La voix féminine de la veille au doux zézaiement de semoule incuite roulant sur une plaque de tôle, me gliglite le cornet.
— Il semble que vous ayez raté la cible, dit-elle.
— C’est arrivé même à Buffalo Bill, réponds-je.
— Il faut dire que vous vous êtes un peu… dispersé.
— On ne lutte ni contre sa nature ni contre les bonnes occasions, je dis en prenant une voix désinvolte.
— Une nouvelle possibilité va vous être offerte.
— Quelle est-elle ?
— Vous allez prendre place à bord de l’Exekias ; une cabine vient de vous être retenue : Istanbul-Le Caire, ce qui vous donne une marge de manœuvre de quatre jours. Vous trouverez votre billet chez le concierge de l’hôtel, votre note est réglée. Pressez-vous car l’Exekias appareille dans deux heures.
— Merci pour ce brin de croisière, mais je dois avouer loyalement que le… sujet paraît allergique à ma personne.

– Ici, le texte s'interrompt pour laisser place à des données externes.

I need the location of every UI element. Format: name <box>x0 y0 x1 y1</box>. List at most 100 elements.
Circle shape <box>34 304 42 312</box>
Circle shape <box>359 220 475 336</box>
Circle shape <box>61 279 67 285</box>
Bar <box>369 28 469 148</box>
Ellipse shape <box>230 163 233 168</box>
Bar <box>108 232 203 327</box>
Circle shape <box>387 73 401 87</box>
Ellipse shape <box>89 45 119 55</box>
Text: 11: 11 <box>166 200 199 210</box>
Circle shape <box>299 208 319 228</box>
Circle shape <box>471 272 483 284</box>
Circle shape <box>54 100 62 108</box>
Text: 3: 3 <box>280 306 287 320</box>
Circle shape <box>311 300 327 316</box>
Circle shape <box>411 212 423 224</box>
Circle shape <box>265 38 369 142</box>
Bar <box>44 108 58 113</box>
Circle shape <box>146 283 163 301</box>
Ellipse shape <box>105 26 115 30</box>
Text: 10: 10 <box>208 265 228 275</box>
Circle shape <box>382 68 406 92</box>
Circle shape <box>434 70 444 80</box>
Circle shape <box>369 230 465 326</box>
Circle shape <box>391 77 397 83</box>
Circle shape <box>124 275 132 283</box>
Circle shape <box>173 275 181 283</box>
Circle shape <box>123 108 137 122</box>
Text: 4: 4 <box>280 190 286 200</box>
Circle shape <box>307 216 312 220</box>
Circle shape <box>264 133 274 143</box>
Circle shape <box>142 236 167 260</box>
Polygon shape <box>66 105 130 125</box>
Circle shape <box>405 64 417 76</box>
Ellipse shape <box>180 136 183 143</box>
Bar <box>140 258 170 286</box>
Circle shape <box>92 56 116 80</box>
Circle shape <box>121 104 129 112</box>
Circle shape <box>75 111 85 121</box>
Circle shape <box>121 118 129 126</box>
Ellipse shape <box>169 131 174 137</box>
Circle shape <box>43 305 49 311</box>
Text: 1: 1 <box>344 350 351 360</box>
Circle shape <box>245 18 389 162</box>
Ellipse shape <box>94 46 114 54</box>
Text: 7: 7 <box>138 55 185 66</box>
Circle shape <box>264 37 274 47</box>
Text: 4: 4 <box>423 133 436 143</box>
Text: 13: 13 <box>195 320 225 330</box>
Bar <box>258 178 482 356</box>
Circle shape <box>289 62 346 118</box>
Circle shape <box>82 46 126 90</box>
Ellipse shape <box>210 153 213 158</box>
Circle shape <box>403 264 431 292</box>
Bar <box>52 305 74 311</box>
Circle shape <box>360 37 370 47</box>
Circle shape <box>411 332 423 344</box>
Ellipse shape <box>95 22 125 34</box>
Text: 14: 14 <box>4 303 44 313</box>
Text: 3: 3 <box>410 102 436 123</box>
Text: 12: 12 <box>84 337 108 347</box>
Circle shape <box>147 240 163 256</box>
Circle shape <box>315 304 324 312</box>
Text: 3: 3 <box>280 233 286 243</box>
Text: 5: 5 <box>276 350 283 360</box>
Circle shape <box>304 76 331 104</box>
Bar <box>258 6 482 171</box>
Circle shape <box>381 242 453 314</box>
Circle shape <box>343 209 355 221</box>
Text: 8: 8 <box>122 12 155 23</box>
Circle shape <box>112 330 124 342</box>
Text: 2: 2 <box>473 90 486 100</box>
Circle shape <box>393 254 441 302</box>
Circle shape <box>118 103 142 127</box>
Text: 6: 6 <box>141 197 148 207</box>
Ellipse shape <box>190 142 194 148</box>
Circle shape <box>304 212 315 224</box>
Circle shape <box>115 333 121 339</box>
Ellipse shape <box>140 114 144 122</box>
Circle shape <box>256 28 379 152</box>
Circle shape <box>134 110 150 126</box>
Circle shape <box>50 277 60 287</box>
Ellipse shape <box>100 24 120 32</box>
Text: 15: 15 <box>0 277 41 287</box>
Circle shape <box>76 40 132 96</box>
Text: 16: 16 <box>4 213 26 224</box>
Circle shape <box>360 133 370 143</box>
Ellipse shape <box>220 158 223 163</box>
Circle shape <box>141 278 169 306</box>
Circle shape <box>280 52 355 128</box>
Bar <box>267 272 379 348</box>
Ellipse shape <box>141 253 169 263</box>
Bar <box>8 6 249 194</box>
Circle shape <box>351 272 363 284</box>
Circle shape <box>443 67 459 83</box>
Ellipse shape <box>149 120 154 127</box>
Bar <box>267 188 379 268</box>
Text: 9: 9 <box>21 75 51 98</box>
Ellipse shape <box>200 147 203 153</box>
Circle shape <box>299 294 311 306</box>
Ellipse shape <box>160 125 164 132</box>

— Les allergies les plus fortes se guérissent, fait la voix. Quoi qu’il en soit, vaincu ou vainqueur, vous quitterez le bateau à Alexandrie et rejoindrez Le Caire.
Tloc !
Raccroché.
Dis donc, je suis devenu une espèce d’outil ; on me commande non pas comme un larbin (à présent on peut plus) mais comme un agent secret, ma parole ! Je vais chiquer les toutous dociles jusqu’à quand ?
En maugréant, je fais ma valoche.
Il est peut-être désagréable de se laisser manœuvrer, en tout cas, l’aventure ne manque pas de sel, comme me le faisait remarquer M. Cérébos.